O motivo pelo qual Paes/Costin estão
insistindo tão pesadamentena aprovação do seu ataque em forma de “plano de
carreira”, por exemplo, é porque essa é uma medida central no processo de
flexibilização das normas trabalhistas dos educadores e para manter e aprofundar
a desigualdade absurda entre seus salários e condições de trabalho dependendo
do seu regime de contratação. Essa lógica é intrínseca ao sistema capitalista
em que vivemos, que precisa reduzir custos com os serviços públicos e dividir
os trabalhadores para garantir a “eficiência” e a “ordem”. Cabral/Risolia, por
sua vez, já fecharam dezenas de escola públicas. Essas ações não são apenas
“políticas de governo”, mas a própria lógica da precarização do ensino público
para abrir cada vez mais espaço para a educação privada e para um projeto
educacional mercadológico e “meritocrático”.

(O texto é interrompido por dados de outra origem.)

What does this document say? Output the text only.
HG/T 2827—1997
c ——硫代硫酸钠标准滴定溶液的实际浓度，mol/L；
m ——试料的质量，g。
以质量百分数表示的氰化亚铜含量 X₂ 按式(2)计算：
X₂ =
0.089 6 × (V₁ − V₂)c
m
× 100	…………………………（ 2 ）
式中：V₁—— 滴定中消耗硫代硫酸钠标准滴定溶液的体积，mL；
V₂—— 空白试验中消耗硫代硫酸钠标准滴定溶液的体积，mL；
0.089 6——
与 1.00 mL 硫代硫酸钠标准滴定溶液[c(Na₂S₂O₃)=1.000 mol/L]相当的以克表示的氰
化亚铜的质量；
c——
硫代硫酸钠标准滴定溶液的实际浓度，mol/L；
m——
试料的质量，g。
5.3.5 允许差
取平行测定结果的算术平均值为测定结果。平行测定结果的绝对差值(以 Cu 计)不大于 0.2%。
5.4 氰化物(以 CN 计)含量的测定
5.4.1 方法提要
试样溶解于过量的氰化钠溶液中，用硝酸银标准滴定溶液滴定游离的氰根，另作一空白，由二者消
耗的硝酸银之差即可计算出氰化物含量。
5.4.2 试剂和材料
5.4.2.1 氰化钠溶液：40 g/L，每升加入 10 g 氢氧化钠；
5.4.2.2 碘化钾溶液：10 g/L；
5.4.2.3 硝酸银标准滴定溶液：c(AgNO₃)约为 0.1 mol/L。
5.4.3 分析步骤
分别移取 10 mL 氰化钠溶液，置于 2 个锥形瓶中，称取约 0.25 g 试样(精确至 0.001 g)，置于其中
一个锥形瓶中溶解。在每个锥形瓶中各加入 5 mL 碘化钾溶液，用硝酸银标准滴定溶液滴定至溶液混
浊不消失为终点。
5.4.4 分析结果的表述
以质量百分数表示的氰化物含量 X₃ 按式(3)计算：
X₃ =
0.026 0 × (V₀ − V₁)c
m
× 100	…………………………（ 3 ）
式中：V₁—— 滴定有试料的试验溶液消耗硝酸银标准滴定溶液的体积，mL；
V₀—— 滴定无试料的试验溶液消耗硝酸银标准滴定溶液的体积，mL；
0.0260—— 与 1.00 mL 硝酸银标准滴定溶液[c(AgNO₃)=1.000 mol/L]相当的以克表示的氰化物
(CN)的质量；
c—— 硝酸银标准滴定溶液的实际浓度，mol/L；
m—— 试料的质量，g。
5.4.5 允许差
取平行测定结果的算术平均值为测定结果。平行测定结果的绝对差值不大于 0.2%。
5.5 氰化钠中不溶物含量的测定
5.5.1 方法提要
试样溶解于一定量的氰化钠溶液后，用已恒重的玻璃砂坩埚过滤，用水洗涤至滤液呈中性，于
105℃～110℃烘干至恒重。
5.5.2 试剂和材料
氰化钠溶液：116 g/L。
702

Por esse motivo, nossa luta não pode
ser apenas contra Cabral e Paes (e seus asseclas do PT e do PCdoB), nossos
inimigos mais imediatos. Tampouco devemos nos limitar a demandas econômicas
mínimas. É importante também questionar abertamente todo o sistema que está por
trás desses ataques, levantando demandas que relacionem nossas necessidades
mais sentidas com a luta contra a ordem burguesa. Se as demandas dos educadores
que questionam abertamente o capitalismo serão ou não atendidas dependerá da
conjuntura em que vivemos. O que podemos dizer com certeza é que não poderão
ser realizadas pelos governos patronais como Cabral e Paes, e exigem o
estabelecimento de um governo direto de trabalhadores sobre os escombros do
atual regime.
A greve deve arrancar dos governos
aquilo que a luta dos educadores for capaz de impor nesse momento, mas levantar
demandas que preparam os trabalhadores da educação para suas tarefas históricas
não “atrapalha” a luta. Pelo contrário, esclarece por quais metas devemos
combater. Não devemos nos contentar com o mínimo e não devemos exigir apenas o
mínimo, porque nesse caso conseguiremos praticamente nada.

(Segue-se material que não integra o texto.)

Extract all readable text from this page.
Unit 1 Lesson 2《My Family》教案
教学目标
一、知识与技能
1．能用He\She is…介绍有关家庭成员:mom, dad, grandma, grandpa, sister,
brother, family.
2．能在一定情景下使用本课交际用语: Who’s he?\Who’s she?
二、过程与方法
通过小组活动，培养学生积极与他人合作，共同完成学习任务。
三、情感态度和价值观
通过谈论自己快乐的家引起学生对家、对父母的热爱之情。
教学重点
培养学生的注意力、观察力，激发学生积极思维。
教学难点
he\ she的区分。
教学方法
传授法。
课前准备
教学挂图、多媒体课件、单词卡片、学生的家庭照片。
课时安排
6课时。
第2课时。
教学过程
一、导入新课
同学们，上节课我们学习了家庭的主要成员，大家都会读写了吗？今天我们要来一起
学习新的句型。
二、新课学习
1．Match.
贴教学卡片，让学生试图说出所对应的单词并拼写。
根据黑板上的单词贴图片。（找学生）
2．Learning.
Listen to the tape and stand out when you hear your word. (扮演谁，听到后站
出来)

É preciso lutar por salário
igual para trabalho igual entre todos os educadores: chega de
diferenciação por regime de contratação. Nenhuma escola a mais pode ser fechada,
nenhum educador pode ser demitido! Se Cabral diz que não tem como
manter as escolas, que abra todas as contas públicas e veremos que o motivo é que
o dinheiro dos impostos é usado para financiar seus aliados multimilionários,
enquanto a educação pública perece. O mesmo vale para Paes com seu plano de
precarização das condições de trabalho. Os educadores, funcionários e pais de
alunos podem gerir o sistema educacional de forma muito melhor que esses
senhores, e garantindo uma educação, salários e condições de trabalho dignas.

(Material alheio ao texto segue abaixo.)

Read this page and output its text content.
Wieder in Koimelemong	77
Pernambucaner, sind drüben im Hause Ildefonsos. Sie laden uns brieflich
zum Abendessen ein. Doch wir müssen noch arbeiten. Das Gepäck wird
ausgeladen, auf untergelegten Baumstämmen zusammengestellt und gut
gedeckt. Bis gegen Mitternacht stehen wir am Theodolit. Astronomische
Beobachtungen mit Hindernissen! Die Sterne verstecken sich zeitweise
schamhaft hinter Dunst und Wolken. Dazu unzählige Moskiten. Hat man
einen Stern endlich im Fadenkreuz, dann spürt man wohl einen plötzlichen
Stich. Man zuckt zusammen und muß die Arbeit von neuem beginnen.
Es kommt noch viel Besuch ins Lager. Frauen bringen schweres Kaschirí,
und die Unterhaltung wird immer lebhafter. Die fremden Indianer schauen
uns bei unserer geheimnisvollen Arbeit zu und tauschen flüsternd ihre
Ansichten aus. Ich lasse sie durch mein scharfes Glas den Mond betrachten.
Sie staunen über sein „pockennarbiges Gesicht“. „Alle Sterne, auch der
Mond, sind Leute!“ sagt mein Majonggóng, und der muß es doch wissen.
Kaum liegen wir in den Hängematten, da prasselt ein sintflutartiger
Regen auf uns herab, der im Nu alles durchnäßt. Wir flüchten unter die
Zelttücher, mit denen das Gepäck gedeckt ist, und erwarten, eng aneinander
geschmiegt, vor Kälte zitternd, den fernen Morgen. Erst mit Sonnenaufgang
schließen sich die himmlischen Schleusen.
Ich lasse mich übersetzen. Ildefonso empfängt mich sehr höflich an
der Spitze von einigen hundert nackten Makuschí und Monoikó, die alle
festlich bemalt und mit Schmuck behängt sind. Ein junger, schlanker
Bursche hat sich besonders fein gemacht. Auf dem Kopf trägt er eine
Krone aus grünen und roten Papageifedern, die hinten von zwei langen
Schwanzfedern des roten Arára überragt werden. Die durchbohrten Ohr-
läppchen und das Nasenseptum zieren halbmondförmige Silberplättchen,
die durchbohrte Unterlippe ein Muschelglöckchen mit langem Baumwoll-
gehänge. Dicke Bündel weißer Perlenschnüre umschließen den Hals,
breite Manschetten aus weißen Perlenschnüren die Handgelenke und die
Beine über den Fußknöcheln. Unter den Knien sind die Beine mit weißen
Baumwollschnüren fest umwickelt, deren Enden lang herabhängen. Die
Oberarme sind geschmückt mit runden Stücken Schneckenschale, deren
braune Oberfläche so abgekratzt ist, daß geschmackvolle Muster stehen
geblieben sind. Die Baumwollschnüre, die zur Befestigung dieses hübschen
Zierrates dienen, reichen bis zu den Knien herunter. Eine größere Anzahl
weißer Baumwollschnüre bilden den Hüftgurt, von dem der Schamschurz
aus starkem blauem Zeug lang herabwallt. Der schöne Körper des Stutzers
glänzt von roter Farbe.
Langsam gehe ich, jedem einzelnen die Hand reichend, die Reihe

Devemos lutar pelo controle e administração das escolas por conselhos de educadores e pais
de alunos, de forma independente dos governos, pois apenas assim esses constantes e renovados ataques à educação
pública cessarão.
Nós do Reagrupamento Revolucionário, munidos
de um profundo sentimento de solidariedade pela luta em curso, temos buscado
intervir nas manifestações chamando atenção para o programa e as medidas que
pontuamos ao longo deste texto. Lutamos
também pela construção de um partido revolucionário de trabalhadores, a
ferramenta essencial para garantir uma mobilização do proletariado que,
orientada pelo programa do marxismo, seja capaz de ir além das conquistas
parciais e destruir de vez o capitalismo.